By Cho Jin-seo
The G-20 nations have abandoned the idea of adopting a global, universal bank levy system on financial firms and will allow each nation to set its own standard, if any, a senior Korean presidential aide said, Thursday.
"The principle is that if a country doesn't want it, then it will not have it," said Shin Hyun-song, the top economic adviser to President Lee Myung-bak, during an interview with The Korea Times, ahead of today's G-20 financial ministers' meeting.
"Once the big framework is settled, leaving a few countries out of the scheme will not matter much," he said, citing Canada and Australia as candidates for such an exemption.
Shin, who teaches economics at Princeton University and has published influential papers on this issue, has served as the brain of Korea's G-20 initiative during a sabbatical this year.
With Korea chairing the G-20 finance meeting this year, Shin is being credited for coordinating and moderating the international agenda from behind the scenes.
The bank levy is one of the key issues of cleaning up the mess of the recent financial crisis. The idea is to levy a tax on banks during boom times, and using the money to bail out failing banks during bad times.
The G-20 nations have struggled to reach an accord on this issue because of their differing national interest. The United States and some European countries, which have used massive state funds to bail out financial firms during the crisis, agree on the need to adopt a global bank levy. But Canada and Australia have been staunchly objecting to the proposition, as they worry that it may unnecessarily undermine their relatively healthy banking industry.
Most emerging nations within the G-20 have remained silent on this issue, since they figure out that they have nothing to lose.
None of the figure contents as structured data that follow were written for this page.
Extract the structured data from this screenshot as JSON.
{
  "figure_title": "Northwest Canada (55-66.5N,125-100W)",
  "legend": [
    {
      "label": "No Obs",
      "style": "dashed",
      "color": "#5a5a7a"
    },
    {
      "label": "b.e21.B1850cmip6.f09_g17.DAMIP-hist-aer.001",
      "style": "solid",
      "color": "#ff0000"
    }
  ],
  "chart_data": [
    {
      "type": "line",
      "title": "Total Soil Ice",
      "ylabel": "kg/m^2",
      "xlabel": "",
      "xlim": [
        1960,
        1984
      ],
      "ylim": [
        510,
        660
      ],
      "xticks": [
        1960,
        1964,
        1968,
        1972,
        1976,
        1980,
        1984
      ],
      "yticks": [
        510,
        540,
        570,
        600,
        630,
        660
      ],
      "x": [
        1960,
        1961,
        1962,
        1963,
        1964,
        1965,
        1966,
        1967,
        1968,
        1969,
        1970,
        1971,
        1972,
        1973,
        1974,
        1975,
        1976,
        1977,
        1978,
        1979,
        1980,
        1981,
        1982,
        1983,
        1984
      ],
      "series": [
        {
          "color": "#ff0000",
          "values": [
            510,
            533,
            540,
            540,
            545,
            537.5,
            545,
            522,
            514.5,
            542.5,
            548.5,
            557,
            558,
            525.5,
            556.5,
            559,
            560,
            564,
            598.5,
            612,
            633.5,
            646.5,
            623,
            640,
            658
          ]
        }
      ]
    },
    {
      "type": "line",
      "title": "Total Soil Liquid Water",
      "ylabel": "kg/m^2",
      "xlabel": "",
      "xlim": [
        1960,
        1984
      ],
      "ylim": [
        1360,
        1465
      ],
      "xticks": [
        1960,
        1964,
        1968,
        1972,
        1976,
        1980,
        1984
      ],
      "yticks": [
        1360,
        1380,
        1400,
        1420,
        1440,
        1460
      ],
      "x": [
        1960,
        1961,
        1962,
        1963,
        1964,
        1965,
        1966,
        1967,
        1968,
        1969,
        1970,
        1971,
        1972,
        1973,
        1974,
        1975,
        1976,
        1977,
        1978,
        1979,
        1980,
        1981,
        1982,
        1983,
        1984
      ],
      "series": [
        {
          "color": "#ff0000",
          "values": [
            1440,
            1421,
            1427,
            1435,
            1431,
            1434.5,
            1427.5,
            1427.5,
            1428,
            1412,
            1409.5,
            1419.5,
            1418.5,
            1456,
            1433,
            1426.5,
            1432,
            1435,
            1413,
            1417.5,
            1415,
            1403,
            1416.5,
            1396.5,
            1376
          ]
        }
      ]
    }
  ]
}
Shin said that the final decision will not be made until November's summit in Seoul. U.S. Treasury Secretary Timothy Geithner said that he doesn't believe the G-20 will be able to reach a consensus for a universal bank levy in Busan.
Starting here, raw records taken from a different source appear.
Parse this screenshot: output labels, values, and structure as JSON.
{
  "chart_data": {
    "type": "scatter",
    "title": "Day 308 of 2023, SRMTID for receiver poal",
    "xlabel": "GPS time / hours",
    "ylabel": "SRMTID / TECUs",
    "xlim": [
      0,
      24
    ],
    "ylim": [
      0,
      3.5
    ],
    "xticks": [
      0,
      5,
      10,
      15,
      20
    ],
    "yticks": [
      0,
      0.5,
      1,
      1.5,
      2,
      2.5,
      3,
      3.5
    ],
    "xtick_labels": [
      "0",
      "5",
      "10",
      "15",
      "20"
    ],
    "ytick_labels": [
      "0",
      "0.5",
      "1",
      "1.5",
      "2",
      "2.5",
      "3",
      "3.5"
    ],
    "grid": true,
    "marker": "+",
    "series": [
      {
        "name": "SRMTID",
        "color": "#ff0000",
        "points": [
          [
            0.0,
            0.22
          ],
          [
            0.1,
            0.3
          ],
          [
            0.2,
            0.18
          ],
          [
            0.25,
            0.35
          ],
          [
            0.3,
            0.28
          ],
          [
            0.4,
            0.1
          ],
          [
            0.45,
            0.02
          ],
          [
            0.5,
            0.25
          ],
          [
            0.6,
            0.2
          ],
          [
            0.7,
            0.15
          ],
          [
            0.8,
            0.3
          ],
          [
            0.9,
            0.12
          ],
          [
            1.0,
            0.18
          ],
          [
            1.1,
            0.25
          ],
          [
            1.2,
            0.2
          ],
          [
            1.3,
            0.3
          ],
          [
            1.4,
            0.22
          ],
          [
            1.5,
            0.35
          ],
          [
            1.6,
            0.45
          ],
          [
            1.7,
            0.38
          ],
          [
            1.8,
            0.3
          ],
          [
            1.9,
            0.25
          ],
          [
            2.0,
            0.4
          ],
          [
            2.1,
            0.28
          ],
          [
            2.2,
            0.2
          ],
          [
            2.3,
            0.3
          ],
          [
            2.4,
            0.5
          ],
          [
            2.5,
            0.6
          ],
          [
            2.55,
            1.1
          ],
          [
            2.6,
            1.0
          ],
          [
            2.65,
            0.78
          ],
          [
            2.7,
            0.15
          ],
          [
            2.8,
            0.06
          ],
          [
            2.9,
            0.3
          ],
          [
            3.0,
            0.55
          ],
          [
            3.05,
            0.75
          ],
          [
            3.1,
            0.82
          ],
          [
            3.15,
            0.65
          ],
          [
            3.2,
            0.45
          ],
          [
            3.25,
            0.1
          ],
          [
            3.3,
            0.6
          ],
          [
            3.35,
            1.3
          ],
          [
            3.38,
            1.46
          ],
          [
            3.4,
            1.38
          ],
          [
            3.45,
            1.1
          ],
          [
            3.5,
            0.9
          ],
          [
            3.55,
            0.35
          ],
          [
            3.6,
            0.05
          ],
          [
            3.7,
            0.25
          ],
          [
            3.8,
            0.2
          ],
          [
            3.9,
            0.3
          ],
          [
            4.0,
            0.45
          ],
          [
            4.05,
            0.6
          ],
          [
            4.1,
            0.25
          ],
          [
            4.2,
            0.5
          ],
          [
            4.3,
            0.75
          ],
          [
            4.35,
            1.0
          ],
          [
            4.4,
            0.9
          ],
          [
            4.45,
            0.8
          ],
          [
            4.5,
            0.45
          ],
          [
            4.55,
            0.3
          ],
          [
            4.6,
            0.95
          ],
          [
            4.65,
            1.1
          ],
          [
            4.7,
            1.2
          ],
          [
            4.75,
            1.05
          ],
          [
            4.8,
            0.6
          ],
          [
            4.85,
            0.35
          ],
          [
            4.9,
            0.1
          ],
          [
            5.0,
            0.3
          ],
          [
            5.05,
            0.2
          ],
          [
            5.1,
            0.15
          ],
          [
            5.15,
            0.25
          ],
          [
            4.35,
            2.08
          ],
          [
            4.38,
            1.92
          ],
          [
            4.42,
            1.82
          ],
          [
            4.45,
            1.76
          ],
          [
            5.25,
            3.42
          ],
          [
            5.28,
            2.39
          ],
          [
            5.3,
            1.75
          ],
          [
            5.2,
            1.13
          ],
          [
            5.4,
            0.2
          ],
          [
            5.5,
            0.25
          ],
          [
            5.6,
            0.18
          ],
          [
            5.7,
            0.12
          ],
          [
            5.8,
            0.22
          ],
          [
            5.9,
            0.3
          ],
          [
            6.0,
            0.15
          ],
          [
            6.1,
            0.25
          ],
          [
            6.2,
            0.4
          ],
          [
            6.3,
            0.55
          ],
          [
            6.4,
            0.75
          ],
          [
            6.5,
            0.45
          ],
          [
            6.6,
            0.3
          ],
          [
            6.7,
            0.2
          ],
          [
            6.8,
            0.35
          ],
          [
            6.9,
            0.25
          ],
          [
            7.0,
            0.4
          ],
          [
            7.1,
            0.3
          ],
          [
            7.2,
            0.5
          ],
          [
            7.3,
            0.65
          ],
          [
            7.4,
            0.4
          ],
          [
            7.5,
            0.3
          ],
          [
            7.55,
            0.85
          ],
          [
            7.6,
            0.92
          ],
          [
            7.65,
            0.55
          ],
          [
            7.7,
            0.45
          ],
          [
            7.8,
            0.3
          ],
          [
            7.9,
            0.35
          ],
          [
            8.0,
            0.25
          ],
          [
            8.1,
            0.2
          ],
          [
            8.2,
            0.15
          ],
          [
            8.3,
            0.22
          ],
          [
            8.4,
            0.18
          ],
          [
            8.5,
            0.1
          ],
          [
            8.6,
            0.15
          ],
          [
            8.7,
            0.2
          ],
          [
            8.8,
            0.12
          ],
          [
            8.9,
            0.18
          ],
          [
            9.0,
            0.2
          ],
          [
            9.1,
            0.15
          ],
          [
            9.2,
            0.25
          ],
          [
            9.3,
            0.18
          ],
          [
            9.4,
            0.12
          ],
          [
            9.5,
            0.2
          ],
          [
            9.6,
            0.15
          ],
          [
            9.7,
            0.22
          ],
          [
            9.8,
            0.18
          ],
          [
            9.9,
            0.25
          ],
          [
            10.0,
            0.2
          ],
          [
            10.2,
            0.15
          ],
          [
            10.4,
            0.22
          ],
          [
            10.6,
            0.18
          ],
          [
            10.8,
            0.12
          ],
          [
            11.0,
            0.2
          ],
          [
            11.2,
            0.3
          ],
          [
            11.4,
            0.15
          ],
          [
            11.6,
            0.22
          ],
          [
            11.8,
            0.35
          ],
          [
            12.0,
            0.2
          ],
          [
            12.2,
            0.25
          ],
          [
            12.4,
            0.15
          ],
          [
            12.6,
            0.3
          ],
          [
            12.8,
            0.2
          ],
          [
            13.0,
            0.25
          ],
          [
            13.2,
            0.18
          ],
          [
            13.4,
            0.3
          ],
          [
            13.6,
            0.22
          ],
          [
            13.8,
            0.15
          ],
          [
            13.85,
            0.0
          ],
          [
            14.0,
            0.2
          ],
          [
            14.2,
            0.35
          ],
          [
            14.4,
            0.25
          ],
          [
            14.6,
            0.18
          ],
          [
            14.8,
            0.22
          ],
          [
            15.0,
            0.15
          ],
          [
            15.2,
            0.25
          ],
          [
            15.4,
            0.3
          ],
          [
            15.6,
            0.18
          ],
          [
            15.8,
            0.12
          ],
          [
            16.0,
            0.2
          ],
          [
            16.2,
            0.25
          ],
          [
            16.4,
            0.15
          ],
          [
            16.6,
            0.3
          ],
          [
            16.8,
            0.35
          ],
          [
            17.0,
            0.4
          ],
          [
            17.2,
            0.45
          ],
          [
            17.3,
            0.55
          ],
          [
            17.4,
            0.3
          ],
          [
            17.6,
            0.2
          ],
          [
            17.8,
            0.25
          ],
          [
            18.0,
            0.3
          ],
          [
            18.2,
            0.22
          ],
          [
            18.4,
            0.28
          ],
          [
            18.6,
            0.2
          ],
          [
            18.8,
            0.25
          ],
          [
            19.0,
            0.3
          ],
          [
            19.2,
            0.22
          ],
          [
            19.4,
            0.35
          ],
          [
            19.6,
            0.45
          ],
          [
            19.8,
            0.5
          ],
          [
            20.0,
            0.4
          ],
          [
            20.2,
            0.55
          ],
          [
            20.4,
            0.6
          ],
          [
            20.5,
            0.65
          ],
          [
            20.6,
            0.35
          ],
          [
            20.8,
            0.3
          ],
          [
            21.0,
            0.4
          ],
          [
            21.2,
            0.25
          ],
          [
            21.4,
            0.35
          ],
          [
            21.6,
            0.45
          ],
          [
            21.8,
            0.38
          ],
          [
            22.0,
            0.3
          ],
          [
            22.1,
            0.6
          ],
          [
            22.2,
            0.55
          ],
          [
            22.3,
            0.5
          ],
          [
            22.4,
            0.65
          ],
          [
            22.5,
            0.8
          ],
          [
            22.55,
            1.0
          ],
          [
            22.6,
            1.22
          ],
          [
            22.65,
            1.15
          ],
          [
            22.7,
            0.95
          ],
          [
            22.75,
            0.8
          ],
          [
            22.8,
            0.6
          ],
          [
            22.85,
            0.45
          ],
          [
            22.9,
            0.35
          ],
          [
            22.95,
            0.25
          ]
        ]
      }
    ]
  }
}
Giving up this idea means that the G-20 is no longer putting priority on the idea of making a "level playing field" for banks in different countries. But the countries still need further coordination in setting up details, such as the tax jurisdiction issue of global banks' local branches, and financial firms operating from tax havens.
Shin, whose research topic in academia includes "macro-prudential economic policy," stressed that the bank levy is only one of many reform tools for the global economy, and its effects on the financial sector would have been limited.
"The bank levy is the least burdensome regulation of all," he said, adding it was just like the traffic congestion charge in London and in Seoul. "It is a prudent policy. The main idea is to levy the banks only when their operation becomes bubbly. So in ordinary circumstances, the amount of the levy would be very small."
In a recent paper he co-authored with Korea University professor Shin Kwan-ho, Shin suggested to levy on non-core liabilities of banks, which are not backed by deposits. But the details on how to raise and how to use the fund has yet to be decided in Korea, he said.
In South Korea and other open and small economies, policy makers have been trying to use global collaboration at the G-20 to strengthen state control on cross-border capital flow to prevent the spill-over of a crisis. Along with the adoption of a bank levy, South Korea will tighten regulations on foreign exchange futures trading, and will push for reform at the International Monetary Fund, Shin said.
He also said Canada's "contingent capital" scheme is not an efficient alternative to bank tax, and its spread cannot be used as the bellwether for a crisis.
South Korea is chairing this week's G-20 ministerial meeting in Busan, as well as the presidential summit in Seoul in November. Shin said that top government officials, such as Finance Minister Yoon Jeung-hyun and chief regulator Chin Dong-soo, are working in tandem to ensure a successful result.
"It is a harmonious collaboration," he said.